Burgundy, burnt orange, purple, pink and yellow are all colors of the hardy chrysanthemum, one of the most popular plants in Virginia’s fall gardens.

“People love mums,” said Chris Mullins, a Virginia Cooperative Extension specialist at Virginia State University. “In the fall they’re one of the few plants that are blooming during September and October.”

“He suggests watering them just about every day in the fall. You might cut back a little bit as the season progresses,” he said. “In terms of fertilizer, they don’t need a whole lot. Sometimes the grower will put a little slow-release fertilizer in the pot, and as they’re blooming anyway they don’t need a lot of fertilizer.”

While many people simply throw away mums when the fall ends, the plants are perennials and can be planted outdoors for year-round enjoyment.

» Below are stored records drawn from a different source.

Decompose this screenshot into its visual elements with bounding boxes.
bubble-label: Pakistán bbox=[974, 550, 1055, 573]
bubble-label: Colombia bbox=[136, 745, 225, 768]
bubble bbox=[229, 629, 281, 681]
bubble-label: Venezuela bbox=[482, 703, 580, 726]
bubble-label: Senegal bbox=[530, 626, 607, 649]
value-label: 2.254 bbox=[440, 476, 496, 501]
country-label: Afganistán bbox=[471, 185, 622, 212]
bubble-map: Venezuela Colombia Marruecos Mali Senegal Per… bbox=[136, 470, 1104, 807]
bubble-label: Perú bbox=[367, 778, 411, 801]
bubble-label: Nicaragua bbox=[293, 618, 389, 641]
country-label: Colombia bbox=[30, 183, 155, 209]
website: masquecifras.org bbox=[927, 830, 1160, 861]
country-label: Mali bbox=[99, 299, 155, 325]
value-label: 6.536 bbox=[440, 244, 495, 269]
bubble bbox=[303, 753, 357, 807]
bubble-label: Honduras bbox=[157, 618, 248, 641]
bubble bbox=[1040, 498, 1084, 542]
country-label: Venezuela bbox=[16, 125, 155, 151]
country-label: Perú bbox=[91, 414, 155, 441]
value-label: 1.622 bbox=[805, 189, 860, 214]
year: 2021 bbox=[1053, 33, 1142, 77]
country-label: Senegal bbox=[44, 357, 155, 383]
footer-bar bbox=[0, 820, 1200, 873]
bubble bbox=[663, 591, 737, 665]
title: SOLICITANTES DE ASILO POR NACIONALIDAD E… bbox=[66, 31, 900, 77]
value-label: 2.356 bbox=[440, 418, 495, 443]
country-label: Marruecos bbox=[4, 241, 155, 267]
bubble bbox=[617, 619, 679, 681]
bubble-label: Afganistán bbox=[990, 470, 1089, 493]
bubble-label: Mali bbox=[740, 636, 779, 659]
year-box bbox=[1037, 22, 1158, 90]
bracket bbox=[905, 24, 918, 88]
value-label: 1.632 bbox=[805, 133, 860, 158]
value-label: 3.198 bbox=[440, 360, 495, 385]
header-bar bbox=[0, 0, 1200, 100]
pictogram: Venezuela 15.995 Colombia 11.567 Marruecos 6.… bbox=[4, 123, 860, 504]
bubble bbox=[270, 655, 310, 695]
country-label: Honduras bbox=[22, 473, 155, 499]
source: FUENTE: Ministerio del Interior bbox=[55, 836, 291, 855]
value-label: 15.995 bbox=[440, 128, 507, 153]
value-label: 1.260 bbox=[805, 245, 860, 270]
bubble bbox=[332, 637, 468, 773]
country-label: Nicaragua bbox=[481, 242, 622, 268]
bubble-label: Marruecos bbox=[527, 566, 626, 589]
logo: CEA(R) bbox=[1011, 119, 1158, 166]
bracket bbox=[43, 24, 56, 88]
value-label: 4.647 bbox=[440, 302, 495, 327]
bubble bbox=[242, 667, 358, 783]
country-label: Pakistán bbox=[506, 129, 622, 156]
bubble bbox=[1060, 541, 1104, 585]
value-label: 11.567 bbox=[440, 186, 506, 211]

Mums prefer full sun but can thrive in partial shade as long as they get sun for half a day.

sedum plant
coleus plant

A little planning can pay off in fall colors

Planting sedum, coleus and impatiens or butterfly bushes and Rose of Sharon in bright, fall colors can add a splash of color to a sedate, pre-winter landscape, said horticulturalist Mark Viette.

He suggested placing flowers between shrubs and using different varieties of plants when designing for fall color. And he noted that some plants, like coleus and impatiens, might need some winter accommodations.

“Tender tropical annuals and perennials just cannot take the frosts we have in Virginia,” Viette said, but you can save your plants from year to year by storing them in a temperature-controlled environment.

Before frost becomes an issue, dig up the entire plant, and place it in a pot. Put pots in a crate that has holes in it, and store them in a basement or a temperature-controlled garage. They can be replanted in late June. Viette recommended planting them in groups of five for visual impact.